The annulation of the Amnesty Law was so predictable that I did not bother with a post. Twitter was enough. However, what is worth a post is a meditation on how long a kleptocracy cum drug trafficking regime can hold it together.
The first thing we must consider is that by now the regime makes no pretense whatsoever. Under Chavez, at least some minimal delay was held, when possible. Some lengthy presidential cadena "predicted" what a wished for action of other "powers of the state" should happen, and a few days later, voilá! X got to jail, Y was expelled, Z was annulled. Now progress has been made: Maduro asks for an opinion and within a couple of days the high court, TSJ, serves notice. Unanimously of course.
There is no pretense whatsoever, not even the occasional dissent vote in the bench. You know, they could take turns to say a nay out of 32 justices. Rulings are written even sloppier than they used to be. In fact we even wonder if the court takes the time to read the annulled law. I, for one, think that as soon as a given article is voted at the Assembly, some chavista sends it to the court to prepare the annulment before the final law is even voted. How else could the TSJ beat any speed ruling record observed in any democracy, or even dictatorship for all that I know?
It is not only the TSJ that is blunt about paying no attention to the Assembly or the opposition wishes. The illegal electoral board, CNE, is writing new rules as it goes to stop any electoral initiative from the opposition. That is, the Chavez regime who went from plebiscite to plebiscite is now in the no-election mode. See, Chavez made victory credible (albeit known cheating). Today everyone knows, even chavistas, that neither Maduro nor Cabello could get elected consejo comunal dog catcher.
There are two ways to understand what is going on. Of course, what I repeat all the time, the driving force here is that the regime cannot allow to hand in power to someone else because that would mean that scores of chavistas would soon find their way to jail. Thugs and criminals and narco-traffickers are not known to surrender peacefully to popular will, no matter how lopsided that one is.
Thus the question: is this a show of strength or a show of weakness?
The weakness is easy to demonstrate. The regime has its own polls, even if it refuses to acknowledge the real life poll of December 6 2015. Popular support is fading so fast that open air meetings are rarer, least someone would take a picture of the real attendance (not long until a drone is flown over a chavista real-rally?). Thus the regime is in survival mode, a mode where chutzpah is significantly enhanced along irresponsibility and all sorts of crazy. Yes, the regime is scared, but as in cornered dog scared, biting right and left.

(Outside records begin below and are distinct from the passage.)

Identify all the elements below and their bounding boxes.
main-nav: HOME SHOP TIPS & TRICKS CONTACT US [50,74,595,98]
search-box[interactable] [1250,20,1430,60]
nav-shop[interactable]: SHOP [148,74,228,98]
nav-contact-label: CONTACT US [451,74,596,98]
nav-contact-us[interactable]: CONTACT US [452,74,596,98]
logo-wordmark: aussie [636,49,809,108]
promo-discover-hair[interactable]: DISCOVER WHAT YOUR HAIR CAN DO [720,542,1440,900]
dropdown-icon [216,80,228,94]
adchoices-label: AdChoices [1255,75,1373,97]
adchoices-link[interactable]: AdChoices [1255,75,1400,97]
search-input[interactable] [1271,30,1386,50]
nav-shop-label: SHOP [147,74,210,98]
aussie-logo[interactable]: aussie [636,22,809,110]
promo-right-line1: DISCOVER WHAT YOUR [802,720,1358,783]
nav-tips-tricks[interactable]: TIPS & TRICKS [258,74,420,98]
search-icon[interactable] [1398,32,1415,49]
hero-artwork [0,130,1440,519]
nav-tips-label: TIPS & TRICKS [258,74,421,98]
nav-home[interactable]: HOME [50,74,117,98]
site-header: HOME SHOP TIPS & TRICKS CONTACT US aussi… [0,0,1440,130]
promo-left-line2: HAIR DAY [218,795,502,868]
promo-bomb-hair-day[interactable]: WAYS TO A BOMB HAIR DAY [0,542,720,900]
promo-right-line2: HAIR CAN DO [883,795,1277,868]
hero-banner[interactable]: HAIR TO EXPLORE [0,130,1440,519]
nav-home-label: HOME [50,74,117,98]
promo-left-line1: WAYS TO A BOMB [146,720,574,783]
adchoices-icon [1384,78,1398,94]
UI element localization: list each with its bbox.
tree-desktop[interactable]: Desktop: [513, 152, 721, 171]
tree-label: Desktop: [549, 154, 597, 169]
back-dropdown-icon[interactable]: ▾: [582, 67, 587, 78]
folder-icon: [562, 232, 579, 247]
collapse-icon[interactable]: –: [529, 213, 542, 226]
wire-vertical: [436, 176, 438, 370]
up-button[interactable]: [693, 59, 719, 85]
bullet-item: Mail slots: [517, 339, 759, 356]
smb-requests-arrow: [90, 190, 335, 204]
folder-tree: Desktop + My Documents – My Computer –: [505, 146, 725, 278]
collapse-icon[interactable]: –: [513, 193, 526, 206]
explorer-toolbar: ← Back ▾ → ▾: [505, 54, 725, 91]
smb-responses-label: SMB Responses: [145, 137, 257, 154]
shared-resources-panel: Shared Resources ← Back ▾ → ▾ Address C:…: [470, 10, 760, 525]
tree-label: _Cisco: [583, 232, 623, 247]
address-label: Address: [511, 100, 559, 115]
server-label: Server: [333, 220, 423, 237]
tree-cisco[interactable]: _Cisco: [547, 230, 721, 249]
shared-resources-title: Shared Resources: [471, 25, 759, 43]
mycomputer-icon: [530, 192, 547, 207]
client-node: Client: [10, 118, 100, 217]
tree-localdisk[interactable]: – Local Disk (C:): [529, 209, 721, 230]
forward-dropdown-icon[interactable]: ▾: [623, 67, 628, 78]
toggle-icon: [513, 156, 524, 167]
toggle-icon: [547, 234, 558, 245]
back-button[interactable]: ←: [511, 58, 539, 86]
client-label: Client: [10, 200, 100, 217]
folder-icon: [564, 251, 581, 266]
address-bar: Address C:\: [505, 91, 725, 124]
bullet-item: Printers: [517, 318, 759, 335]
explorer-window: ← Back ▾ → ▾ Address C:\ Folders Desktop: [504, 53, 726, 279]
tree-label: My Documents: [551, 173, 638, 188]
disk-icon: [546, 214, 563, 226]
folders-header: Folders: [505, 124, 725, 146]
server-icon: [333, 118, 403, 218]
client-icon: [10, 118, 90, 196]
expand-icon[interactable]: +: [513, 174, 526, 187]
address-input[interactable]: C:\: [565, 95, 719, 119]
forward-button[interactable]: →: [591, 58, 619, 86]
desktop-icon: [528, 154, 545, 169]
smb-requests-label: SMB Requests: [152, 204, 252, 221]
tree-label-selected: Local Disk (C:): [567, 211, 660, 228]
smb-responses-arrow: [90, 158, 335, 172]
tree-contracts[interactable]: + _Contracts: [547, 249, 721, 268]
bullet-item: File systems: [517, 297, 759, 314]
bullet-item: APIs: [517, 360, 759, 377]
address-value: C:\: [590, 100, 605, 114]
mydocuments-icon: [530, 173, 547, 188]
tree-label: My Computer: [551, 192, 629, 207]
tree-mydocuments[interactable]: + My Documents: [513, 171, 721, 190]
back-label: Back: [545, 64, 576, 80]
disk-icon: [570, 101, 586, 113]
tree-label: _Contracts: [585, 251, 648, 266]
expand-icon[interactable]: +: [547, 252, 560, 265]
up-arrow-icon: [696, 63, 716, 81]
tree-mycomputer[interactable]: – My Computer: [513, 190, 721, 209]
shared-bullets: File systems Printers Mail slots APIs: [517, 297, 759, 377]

But the show of strength is also easy to understand. This is a regime that is in it for the long run. It is a regime that has made peace with brute force. Already legal and psychological brute force is employed from holding political prisoners to annulling even a weather report voted at the Assembly. Physical force is not as well set yet but the training has been done as we can see from how 2014 protests were repressed, but also now how food riots are repressed these days.
In short, it is a regime that knows it has the weapons and that is the holder of its own truth, a truth of having the financial power to ensure the survival of a small elite which has robbed enough for it. Golden exile is not an option for many of them anymore, but they have stashed enough to pay all the mercenaries they will need to pay to stay in Venezuela and enjoy the riches of life even though the people that placed them into office are starving and dying of unspeakable diseases that normal countries have eradicated. In short, they have become such criminals that they are beyond good and evil, they are amoral, pitiless.
Which brings us to the longevity of such regimes. Considering the continuous degradation of the standard of living, the equilibrium point is when Catia and Petare will get so hungry that they are the ones that will be starting the opposition marches instead of Prados del Este. The date? I do not know, they are not hungry enough yet, not enough of their children have died yet. But the time will come, probably sooner than expected. After all, let's not forget that no matter how military like Padrino, the defense minister, are associated to the corruption of the regime, when they give the order to shoot to the troop this one may not follow: the troop will know why the people are protesting because, well, it is their parents and brothers, and cousins...
I will remind the patient reader that there are historical precedents where the troop refused to follow generals orders, and that was that. I see no reason for Venezuela to be any different, the more so that the troop did not enjoy the booty that their generals grabbed.